Jésus revient docilement en arrière et franchit le cours d’eau sur un solide pont de pierre. Tout de suite après se présentent d’autres petites hauteurs et des collines, mais de peu d’importance.
« Serons-nous dans la soirée à En-Gannim ? demande Philippe.
– Certainement. Mais… désormais, nous avons le petit. Es-tu fatigué, Yabeç ? demande affectueusement Jésus. Sois sincère comme un ange.
– Un peu, Seigneur, mais je m’efforcerai de marcher.
– Cet enfant est affaibli, dit l’homme d’En-Dor de sa voix gutturale.
– Evidemment ! S’exclame Pierre. Avec la vie qu’il mène depuis quelques mois ! Viens que je te prenne dans mes bras.
– Oh, non, seigneur.

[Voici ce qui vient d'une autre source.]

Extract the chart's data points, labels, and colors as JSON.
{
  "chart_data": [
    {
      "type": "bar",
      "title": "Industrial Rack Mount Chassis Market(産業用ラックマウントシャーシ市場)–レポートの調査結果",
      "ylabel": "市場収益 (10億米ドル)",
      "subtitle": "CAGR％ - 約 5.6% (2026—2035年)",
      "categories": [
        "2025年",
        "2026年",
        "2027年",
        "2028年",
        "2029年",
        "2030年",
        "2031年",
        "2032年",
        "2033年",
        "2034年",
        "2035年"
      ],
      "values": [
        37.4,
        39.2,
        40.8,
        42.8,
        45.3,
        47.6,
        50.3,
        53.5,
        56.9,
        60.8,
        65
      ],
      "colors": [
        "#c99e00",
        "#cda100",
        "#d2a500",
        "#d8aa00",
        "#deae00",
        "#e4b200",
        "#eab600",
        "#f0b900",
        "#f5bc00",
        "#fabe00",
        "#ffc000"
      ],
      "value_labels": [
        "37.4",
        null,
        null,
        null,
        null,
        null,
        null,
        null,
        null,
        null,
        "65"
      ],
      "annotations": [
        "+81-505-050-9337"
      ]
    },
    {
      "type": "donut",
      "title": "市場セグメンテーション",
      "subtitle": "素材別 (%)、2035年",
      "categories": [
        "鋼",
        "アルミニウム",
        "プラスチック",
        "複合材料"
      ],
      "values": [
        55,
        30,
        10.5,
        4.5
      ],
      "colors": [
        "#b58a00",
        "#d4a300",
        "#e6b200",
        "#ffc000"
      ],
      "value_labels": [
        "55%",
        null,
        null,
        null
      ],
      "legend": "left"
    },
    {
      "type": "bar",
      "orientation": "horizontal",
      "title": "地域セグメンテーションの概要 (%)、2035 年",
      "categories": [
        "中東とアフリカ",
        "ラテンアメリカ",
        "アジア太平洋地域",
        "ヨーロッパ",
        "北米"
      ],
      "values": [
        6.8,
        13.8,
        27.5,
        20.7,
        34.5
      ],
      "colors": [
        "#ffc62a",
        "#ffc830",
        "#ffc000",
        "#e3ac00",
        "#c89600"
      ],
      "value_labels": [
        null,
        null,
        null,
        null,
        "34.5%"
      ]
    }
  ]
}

Ne te fatigue pas. Je peux encore marcher.
– Viens, viens. Tu n’es sûrement pas lourd. Tu ressembles à un oiseau mal nourri. »
Pierre le hisse à cheval sur ses épaules carrées, en lui tenant les jambes. Ils marchent rapidement car le soleil donne maintenant à plein et invite à activer la marche vers les collines ombragées.